Gazprom Accused Of Abusing The Market Position
One of the biggest companies in the energy industry, the Russian Gazprom, has been accused by the market regulators of the European Union for overcharging for gas, and taking advantage of the dominant market position.
This is the result of a 2 yearlong investigation of the regulators, which issued a statement claiming that “It (Gazprom) may have built artificial barriers preventing gas from flowing from certain Central Eastern European countries to others, hindering cross-border competition.” The European Competition Commissioner Margrethe Vestager added that Gazprom is responsible for one third of the natural gas used in 28 European Union countries. Poland, Estonia, Lithuania, Latvia, Slovakia, the Czech Republic, Bulgaria and Hungary are the EU countries with Gazprom market domination ongoing investigations.
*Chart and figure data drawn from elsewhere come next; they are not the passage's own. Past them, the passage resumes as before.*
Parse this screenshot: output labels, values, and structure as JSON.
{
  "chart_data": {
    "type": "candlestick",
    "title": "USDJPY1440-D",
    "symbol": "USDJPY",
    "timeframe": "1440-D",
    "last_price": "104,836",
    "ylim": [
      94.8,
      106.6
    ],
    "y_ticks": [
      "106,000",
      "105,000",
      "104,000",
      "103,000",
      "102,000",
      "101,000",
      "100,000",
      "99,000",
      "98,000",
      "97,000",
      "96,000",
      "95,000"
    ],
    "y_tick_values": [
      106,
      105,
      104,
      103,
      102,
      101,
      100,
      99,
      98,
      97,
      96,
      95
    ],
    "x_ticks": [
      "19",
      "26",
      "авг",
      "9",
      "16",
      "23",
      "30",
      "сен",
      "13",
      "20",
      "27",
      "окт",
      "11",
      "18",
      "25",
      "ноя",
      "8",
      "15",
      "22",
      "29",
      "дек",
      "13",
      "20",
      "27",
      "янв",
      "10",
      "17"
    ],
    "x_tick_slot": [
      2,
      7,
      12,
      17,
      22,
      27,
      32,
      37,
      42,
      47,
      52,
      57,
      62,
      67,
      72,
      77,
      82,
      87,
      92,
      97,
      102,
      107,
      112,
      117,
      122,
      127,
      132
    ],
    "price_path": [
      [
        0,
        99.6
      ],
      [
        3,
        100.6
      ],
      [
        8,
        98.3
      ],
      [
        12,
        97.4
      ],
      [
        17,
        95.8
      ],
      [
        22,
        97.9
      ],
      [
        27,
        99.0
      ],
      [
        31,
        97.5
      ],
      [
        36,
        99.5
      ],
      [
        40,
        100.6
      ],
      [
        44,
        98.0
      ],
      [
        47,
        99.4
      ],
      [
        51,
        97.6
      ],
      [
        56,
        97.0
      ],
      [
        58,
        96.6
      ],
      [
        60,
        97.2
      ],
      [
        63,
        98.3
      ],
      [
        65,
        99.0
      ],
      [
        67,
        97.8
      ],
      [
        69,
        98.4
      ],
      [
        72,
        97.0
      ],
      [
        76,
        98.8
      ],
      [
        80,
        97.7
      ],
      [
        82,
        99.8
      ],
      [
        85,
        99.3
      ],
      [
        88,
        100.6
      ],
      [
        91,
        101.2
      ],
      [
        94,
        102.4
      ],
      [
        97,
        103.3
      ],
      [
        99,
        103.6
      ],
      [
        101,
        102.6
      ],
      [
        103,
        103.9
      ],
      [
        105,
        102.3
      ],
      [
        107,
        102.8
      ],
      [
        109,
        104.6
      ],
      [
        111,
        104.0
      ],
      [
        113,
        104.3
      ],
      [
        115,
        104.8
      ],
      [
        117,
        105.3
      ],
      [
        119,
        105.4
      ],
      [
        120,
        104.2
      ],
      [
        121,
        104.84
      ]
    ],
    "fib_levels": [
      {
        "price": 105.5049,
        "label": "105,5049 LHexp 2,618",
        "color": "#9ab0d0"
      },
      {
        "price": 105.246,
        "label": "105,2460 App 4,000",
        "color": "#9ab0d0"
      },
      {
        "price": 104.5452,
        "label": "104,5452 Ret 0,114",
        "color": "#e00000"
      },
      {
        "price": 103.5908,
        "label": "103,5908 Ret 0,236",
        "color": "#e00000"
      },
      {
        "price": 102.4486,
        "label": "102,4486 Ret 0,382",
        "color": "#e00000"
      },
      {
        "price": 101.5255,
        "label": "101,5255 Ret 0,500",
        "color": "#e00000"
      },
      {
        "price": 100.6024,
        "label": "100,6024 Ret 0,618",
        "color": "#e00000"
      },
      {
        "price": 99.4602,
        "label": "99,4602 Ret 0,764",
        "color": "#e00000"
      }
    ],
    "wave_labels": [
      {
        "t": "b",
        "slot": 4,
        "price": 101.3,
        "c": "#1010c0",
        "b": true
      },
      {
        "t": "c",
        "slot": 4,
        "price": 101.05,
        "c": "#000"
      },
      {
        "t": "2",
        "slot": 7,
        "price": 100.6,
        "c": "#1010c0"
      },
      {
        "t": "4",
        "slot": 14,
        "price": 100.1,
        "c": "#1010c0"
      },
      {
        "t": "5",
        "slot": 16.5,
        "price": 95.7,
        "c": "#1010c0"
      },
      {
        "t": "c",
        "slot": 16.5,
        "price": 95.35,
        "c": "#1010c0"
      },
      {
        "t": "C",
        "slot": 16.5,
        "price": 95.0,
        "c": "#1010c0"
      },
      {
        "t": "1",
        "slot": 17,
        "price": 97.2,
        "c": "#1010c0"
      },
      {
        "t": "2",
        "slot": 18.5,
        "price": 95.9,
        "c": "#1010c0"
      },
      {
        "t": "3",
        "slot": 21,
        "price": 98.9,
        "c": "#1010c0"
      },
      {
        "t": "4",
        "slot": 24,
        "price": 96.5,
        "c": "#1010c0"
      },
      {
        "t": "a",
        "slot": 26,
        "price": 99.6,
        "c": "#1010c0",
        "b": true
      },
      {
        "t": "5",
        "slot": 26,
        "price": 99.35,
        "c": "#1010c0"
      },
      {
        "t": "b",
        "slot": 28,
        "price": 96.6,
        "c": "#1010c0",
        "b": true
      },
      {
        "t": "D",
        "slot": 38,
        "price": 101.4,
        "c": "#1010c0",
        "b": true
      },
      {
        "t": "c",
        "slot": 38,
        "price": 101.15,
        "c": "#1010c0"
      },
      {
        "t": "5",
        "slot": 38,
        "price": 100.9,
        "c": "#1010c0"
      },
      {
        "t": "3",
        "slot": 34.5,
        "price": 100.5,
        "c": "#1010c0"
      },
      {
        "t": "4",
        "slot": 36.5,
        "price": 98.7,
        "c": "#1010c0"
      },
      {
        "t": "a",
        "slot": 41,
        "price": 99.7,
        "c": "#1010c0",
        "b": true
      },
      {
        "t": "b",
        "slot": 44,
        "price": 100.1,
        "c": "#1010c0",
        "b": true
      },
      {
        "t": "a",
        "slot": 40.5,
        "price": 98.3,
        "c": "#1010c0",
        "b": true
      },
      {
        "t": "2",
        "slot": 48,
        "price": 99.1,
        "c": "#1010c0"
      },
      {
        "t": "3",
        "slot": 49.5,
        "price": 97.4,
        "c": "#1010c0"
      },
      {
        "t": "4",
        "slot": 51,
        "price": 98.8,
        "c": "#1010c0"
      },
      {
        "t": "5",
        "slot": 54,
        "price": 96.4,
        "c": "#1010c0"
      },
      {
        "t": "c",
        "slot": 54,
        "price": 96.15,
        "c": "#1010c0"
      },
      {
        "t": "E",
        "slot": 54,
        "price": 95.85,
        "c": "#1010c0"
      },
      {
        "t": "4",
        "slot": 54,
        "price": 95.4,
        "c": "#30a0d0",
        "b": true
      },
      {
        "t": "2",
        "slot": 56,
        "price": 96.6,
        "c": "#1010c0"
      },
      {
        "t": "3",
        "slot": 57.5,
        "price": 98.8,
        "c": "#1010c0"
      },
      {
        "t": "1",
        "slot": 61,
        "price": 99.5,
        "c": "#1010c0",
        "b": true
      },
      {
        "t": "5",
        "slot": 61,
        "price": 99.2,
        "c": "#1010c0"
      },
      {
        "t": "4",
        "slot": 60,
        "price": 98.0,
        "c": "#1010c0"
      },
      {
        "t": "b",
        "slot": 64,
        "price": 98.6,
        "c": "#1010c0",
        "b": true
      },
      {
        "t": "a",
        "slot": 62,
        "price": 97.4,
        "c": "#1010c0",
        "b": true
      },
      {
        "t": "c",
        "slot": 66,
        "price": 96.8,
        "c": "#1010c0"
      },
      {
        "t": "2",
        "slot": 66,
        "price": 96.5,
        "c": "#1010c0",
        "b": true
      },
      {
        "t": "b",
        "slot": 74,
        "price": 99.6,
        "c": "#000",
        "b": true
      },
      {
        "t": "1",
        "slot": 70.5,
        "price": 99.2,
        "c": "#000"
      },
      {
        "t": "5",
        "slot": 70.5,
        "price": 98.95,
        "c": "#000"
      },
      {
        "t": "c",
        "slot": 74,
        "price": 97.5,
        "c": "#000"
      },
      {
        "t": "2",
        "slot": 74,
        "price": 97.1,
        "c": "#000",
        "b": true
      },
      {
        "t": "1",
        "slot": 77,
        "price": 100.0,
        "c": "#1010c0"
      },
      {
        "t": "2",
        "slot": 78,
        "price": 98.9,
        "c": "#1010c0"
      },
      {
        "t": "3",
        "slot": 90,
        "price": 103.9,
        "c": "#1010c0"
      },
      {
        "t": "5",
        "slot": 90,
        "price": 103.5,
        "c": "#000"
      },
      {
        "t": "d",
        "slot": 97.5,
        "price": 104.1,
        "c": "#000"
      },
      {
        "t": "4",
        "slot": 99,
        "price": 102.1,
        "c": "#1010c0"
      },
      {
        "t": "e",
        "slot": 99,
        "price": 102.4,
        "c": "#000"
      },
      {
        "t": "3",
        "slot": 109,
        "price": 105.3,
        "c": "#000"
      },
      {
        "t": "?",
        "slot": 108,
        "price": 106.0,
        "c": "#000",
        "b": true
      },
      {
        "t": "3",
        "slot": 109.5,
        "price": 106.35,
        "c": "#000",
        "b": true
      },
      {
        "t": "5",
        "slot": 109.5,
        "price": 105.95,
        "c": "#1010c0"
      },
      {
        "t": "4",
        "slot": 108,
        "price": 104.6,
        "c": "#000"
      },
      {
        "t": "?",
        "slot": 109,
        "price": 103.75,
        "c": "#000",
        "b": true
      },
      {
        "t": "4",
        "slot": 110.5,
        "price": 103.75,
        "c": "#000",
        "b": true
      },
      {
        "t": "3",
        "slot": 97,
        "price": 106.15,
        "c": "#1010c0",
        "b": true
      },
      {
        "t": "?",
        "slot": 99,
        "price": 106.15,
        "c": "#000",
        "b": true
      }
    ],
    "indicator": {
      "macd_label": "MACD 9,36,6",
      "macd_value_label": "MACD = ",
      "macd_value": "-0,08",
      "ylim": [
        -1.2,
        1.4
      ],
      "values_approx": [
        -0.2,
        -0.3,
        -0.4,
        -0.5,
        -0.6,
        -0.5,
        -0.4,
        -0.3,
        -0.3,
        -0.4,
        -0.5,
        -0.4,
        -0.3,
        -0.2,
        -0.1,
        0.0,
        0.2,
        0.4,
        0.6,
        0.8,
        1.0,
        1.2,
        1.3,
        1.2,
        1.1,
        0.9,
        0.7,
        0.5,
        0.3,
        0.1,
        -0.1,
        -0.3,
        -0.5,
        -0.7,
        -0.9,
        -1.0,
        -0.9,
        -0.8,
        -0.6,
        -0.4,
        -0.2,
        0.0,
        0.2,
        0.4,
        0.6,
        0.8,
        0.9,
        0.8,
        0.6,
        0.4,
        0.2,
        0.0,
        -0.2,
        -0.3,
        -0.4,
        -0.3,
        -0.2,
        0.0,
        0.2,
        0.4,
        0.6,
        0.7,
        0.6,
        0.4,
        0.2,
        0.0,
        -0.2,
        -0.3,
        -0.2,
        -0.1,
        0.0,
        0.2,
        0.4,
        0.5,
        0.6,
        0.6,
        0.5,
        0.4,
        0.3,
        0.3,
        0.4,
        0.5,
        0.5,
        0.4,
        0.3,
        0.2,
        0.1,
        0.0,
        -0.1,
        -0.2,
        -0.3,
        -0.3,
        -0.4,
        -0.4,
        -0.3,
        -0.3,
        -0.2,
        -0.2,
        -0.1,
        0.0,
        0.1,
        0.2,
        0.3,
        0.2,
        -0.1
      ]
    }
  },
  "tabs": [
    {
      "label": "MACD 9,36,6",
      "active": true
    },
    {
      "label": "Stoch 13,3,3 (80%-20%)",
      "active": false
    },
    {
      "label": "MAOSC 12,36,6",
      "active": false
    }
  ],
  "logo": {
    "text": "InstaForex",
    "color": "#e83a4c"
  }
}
The problem is that Gazprom has individual contracts with each of the countries, and charges the natural gas at various prices. Vestager said that “Keeping national gas markets separate also allowed Gazprom to charge prices that we at this stage consider to be unfair.”
The gas prices are directly connected to the oil product prices, which results in different prices for different markets. The regulators clam that this “have unduly favored Gazprom over its customers.” Some countries have to pay and receive gas and oil that they might not need at the moment, but they have a ‘take-or-pay’ clause in the contract.
The Russian company released a statement stating that the accusations are completely unreasonable. “Gazprom considers the European Commission’s submitted claims baseless. At the same time, accepting the European Commission’s ‘Statement of Objections’ is just one phase of the anti-monopoly investigation, and does not mean that Gazprom is guilty of any violation of EU antitrust legislation,” the statement said. The Russian Federation is an important shareholder in the company, and has to defend its interest, said Dmitry Peskov, Putin’s press secretary, adding “We are hoping that a compromise will be found. Such issues should definitely be resolved through negotiations, and we are relying on an impartial attitude towards Gazprom.”